Утесов, повторяюсь, был больше рассказчик, чем слушатель. Кассиль таким сочным рассказчиком в быту не был, зато проявлял больше чуткости к тому, что волнует собеседника. Утесову была свойственна некоторая скептичность, насмешливость: она окрашивала его юмор, его интонации, его манеру общаться, хотя вполне уживалась, особенно в старости, с приливами сентиментального, элегического пафоса. Кассиль же был человеком резко выраженного лирического склада, но вовсе не сентиментальным. Внешне он был тих и спокоен, казался, да и был, каким-то очень домашним, и я убежден, что по-настоящему он раскрывался только в узком кругу близких друзей дома. Кстати, в отличие от Леонида Осиповича, жизнь на даче, хотя он и был заядлым путешественником, нисколько не тяготила его, даже была ему в радость.

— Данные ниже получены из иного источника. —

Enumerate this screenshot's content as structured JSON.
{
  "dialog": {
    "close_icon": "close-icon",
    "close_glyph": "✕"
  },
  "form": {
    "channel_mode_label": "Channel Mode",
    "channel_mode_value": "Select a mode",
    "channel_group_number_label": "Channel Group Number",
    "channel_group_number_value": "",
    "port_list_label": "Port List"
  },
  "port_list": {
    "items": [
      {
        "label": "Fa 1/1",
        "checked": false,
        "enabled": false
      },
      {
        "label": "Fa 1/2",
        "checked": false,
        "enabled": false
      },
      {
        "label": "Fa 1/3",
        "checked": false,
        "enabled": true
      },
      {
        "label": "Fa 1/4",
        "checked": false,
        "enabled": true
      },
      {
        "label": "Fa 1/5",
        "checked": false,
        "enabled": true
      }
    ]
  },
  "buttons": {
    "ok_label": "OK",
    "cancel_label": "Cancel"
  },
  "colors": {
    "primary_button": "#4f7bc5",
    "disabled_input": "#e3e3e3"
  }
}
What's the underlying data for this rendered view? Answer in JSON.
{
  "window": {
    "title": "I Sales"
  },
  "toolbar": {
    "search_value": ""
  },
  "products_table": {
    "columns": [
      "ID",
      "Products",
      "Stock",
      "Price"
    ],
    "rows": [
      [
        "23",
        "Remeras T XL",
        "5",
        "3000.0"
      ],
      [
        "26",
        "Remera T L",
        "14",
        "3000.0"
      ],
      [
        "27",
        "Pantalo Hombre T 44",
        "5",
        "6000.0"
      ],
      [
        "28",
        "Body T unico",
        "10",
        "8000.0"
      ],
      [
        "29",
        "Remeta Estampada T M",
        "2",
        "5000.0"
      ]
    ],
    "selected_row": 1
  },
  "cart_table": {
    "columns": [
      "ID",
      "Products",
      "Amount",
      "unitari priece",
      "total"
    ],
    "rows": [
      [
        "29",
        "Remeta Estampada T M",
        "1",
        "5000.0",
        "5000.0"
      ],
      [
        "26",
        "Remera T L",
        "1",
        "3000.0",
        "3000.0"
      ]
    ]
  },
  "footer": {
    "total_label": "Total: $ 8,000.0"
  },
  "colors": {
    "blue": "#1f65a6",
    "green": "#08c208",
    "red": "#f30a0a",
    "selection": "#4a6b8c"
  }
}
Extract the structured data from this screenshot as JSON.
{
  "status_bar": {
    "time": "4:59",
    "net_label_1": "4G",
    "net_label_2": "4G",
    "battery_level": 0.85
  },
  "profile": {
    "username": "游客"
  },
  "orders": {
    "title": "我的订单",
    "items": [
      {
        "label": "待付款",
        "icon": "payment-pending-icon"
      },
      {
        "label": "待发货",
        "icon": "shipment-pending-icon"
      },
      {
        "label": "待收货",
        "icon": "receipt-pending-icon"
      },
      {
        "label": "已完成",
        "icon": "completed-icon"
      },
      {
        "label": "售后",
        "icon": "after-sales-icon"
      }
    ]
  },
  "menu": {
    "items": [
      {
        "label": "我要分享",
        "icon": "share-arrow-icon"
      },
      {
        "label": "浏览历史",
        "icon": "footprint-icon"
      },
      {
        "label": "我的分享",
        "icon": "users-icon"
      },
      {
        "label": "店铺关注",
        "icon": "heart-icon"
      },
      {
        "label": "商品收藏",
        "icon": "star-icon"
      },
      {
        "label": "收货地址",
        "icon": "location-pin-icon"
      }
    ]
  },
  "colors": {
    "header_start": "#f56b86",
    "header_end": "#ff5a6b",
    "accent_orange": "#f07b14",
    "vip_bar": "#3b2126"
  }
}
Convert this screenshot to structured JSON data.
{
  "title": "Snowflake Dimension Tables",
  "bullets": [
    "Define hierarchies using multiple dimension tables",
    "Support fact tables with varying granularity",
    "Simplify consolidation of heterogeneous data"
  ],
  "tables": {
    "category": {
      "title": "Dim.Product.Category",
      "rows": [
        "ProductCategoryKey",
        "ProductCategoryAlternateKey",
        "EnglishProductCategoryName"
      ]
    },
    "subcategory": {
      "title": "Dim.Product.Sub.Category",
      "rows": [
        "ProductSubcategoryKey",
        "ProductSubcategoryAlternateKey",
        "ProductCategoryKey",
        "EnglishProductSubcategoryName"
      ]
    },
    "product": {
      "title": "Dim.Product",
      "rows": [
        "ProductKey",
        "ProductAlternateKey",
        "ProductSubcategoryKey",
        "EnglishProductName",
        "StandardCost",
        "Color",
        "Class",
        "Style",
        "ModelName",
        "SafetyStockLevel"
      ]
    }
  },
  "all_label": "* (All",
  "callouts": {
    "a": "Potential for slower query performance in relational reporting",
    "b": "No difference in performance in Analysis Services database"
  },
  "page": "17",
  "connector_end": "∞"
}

Он принадлежал к тому редкому типу людей, которые умеют извлекать радость из каждого мгновения жизни, из всех ее форм.
Он никогда не навязывал себя людям, его никогда не было, как говорится, слишком много. Но он всегда неуловимо управлял ходом беседы, сообщал присутствующим – во всяком случае, за себя в этом смысле я ручаюсь – внутренний покой. Что, впрочем, не мешало ему быть человеком страстным, даже азартным. Он мог нервничать по пустякам. Был склонен к рефлексии, хотя и тщательно скрывал это на людях.
Но главным его качеством была его удивительная добросердечность, удивительное внимание к людям. К детям – в особенности.
На стене его кабинета висел герб Швамбрании, и мне иногда казалось, что сам он живет в этой вымышленной им стране. Он был из тех, кто носит детство в кармане, – определение достаточно банально, но не лишено точного значения. Такое ведь не скажешь ни о Маршаке, ни о Чуковском. Они были литературные мэтры. Кассиль же, хотя и занимал ведущее положение в детской литературе, мэтром не был. Я имею в виду его самоощущение.
В его разнообразных увлечениях присутствовал какой-то элемент мальчишества.
Как я уже упомянул, он обожал путешествовать и как-то именно по-мальчишески демонстрировал друзьям фирменные наклейки авиакомпаний и отелей на своих чемоданах. Кассиль мог неожиданно бросить все дела и помчаться в самый отдаленный уголок Советского Союза, куда глаза глядят. Вдруг его осеняло: как же так, я ведь еще не был в Норильске (или в Донбассе, или на
Сахалине)! Он самозабвенно любил спорт, и если проигрывал "Спартак", едва ли не плакал. (Кстати, был отличным спортивным журналистом, писал о спорте с охотой и знанием дела; любопытно, что с его легкой руки в обиход болельщиков вошел клич "Молодцы!".) К тому же отличался страстью к коллекционированию. Каких только коллекций у него не было: игрушки, значки, курительные трубки…
При всем том он вовсе не походил ни на чудака, ни на благостного "друга детей", который, желая отгородиться от взрослых жестоких игр, заигрался в детство.
Случалось наблюдать его в ситуациях, когда он проявлял чрезмерную, на мой взгляд, терпимость. Прежде всего к тем своим коллегам-писателям, которые были достаточно известны своим вполне непорядочным поведением. Однажды я прямо спросил его:
– Зачем ты общаешься с Н.? Ведь он же негодяй. У него это на физиономии написано.
– Но по его книжкам этого не видно, – сказал Кассиль. – А в гости мы друг к другу не ходим… Да и потом, разве отвяжешься от него?
Да, борцом Лев Абрамович не был. Иные острословы называли его за это Лев Либералович. Но совершенно неверно считать его мягкость следствием малодушного желания жить в мире со всеми. Просто он в каждом человеке пытался обнаружить хотя бы крупицу достоинства и, кроме того, органически не выносил окололитературные ссоры. Кассиль часто предпочитал отмалчиваться, но уж если говорил, то говорил то, что думал на самом деле. И в этом смысле не делил людей на "своих" и "чужих". В его посмертно изданном дневнике есть, между прочим, запись о ненавистном ему "культе околичностей".